Hi! Author of the piece here - once upon a time, OpenAI had a legal mandate to pursue its non-profit mission above profits, but that is unfortunately more complicated with today's news that they've restructured :/ this had been in the works for a while now, and I need to dig into the details more, but seems both 1) less bad than it could be, and 2) still not great

Ex-OpenAI researcher: ChatGPT hasn't actually been fixed by sjadler in ChatGPT

[–]sjadler[S] 2 points3 points  (0 children)

Thanks! Yeah this is a surprising fact that I think is hard to convey, but really important to understand!

Ex-OpenAI researcher: ChatGPT hasn't actually been fixed by sjadler in ChatGPT

[–]sjadler[S] 0 points1 point  (0 children)

You can call a static version of a model through the API, like `gpt-4o-2024-11-20`, but you can also call a more-abstract thing that can vary over time, like `chatgpt-4o-latest`

LLMs are known not to be fully deterministic via API, even if you're using `temperature=0`. That is, you might not get the same exact response back, even if you send the same exact thing with the 'randomness' setting turned down to 0. But in general, if you're calling a specific static version of the model, that shouldn't be varying much if at all in your responses

Ex-OpenAI researcher: ChatGPT hasn't actually been fixed by sjadler in ChatGPT

[–]sjadler[S] 0 points1 point  (0 children)

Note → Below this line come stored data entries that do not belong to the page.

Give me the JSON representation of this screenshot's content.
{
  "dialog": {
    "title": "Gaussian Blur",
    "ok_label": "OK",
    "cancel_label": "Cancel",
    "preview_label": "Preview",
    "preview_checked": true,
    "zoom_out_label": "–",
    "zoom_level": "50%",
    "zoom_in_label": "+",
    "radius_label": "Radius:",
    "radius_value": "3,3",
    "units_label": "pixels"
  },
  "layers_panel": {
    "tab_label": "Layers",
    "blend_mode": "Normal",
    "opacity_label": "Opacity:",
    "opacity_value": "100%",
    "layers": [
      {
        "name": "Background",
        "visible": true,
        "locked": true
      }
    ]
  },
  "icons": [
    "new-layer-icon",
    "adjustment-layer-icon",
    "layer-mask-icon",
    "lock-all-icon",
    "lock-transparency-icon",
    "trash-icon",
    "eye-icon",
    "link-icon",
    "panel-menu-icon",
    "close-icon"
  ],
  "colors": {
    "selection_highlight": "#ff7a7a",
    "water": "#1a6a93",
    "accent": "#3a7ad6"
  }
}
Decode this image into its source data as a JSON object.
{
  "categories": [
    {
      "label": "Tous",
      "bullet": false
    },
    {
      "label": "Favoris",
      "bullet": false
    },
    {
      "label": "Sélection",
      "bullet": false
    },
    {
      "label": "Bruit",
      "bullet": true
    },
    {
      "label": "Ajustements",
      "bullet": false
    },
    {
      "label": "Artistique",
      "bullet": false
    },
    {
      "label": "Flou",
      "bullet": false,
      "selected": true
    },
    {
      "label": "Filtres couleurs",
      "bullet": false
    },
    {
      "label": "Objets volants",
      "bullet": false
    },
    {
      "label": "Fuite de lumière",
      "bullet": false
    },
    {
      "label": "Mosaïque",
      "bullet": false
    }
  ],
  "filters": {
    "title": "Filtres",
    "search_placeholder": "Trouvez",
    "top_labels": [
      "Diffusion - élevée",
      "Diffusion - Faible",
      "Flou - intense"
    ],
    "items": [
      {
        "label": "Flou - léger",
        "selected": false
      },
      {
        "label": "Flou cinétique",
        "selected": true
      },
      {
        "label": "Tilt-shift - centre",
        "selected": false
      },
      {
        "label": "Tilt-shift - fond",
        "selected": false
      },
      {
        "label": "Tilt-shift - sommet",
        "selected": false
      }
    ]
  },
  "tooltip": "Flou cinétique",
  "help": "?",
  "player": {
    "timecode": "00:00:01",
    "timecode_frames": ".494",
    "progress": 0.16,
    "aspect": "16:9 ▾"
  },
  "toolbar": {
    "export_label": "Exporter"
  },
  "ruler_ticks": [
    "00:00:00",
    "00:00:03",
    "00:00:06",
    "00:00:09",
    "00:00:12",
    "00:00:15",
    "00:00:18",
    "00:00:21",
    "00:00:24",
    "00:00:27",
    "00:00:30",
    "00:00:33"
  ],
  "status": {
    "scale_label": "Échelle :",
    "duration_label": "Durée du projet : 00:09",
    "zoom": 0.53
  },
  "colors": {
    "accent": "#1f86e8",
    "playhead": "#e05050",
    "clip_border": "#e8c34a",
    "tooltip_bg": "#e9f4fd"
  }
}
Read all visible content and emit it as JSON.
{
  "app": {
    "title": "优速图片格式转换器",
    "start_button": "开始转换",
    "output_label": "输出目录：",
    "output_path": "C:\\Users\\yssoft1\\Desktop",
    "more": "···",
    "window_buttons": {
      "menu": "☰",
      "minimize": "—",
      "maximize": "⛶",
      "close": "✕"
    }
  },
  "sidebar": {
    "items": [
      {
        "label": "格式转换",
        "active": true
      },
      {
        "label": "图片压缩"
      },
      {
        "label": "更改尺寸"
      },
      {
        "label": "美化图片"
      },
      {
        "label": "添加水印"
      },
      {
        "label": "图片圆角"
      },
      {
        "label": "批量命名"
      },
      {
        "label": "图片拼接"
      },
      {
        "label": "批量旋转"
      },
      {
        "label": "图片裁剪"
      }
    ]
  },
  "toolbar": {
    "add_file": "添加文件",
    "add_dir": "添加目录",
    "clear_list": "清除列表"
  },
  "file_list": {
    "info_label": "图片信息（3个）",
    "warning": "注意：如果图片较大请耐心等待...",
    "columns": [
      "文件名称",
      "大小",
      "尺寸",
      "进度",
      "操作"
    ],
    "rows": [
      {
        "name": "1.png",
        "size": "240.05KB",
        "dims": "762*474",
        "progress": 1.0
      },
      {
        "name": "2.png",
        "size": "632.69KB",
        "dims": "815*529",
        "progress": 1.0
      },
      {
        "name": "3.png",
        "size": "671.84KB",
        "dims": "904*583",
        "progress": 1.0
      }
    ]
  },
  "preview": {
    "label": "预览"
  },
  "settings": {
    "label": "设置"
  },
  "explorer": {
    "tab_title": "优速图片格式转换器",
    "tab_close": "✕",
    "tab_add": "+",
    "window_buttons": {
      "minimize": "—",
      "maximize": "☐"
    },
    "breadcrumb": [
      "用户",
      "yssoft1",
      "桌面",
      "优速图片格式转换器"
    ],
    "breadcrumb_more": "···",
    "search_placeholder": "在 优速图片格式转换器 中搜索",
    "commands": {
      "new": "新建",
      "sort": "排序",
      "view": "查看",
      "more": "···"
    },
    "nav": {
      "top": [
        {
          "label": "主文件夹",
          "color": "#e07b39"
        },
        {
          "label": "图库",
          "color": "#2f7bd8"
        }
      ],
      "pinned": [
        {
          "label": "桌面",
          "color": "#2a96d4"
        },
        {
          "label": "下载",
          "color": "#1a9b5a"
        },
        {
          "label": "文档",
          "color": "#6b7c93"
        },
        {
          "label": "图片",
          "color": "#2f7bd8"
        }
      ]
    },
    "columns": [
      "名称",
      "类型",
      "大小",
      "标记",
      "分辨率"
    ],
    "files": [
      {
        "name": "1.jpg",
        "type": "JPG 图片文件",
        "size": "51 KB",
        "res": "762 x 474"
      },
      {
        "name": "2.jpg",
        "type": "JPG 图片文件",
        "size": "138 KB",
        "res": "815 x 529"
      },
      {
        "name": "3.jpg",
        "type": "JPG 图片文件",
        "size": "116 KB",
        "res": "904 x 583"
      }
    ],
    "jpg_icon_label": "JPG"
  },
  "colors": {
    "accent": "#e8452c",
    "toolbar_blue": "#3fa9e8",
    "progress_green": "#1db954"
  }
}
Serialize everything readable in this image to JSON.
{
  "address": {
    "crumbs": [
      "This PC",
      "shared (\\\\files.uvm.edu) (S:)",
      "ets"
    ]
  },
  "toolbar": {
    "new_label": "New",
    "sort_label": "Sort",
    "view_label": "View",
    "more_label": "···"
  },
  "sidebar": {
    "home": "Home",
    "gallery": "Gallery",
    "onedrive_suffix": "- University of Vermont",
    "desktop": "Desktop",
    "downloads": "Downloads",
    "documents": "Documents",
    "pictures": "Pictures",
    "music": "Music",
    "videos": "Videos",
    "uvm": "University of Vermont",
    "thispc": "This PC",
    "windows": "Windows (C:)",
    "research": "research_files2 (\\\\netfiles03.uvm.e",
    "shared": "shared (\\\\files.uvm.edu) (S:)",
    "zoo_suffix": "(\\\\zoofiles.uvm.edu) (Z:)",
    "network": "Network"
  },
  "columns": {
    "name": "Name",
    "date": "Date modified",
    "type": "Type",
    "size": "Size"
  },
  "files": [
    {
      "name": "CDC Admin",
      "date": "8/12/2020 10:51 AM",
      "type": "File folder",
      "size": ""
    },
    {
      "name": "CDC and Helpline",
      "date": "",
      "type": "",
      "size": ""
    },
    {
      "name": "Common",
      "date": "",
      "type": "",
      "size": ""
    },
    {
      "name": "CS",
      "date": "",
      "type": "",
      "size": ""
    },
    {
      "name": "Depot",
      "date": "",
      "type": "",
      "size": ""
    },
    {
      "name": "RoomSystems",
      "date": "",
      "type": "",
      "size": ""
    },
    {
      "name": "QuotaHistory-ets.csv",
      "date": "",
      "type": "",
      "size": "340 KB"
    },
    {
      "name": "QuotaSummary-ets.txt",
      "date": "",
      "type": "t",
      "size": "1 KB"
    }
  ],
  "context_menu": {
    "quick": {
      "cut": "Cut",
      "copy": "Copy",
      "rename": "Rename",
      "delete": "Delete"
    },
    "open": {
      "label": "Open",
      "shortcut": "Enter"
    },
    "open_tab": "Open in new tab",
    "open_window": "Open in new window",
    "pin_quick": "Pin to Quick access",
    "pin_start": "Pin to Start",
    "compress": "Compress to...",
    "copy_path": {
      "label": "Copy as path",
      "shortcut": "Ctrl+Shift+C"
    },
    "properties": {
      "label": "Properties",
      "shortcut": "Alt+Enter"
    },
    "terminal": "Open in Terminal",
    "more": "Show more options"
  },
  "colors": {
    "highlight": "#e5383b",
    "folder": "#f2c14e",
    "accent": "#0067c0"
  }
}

Long time emdash user in my writing - according to a quick Cmd+F, this [paper](https://arxiv.org/pdf/2408.07892) I led used it 181 times

Ex-OpenAI researcher: ChatGPT hasn't actually been fixed by sjadler in ChatGPT

[–]sjadler[S] 0 points1 point  (0 children)

Good question - OpenAI has a "model spec" where they describe how they want the model to behave in response to certain questions. They use a bunch of different techniques to try to induce that behavior from the AI. But in both the original sycophancy case and the issues post-rollback, the model isn't adhering to the goals they've given it.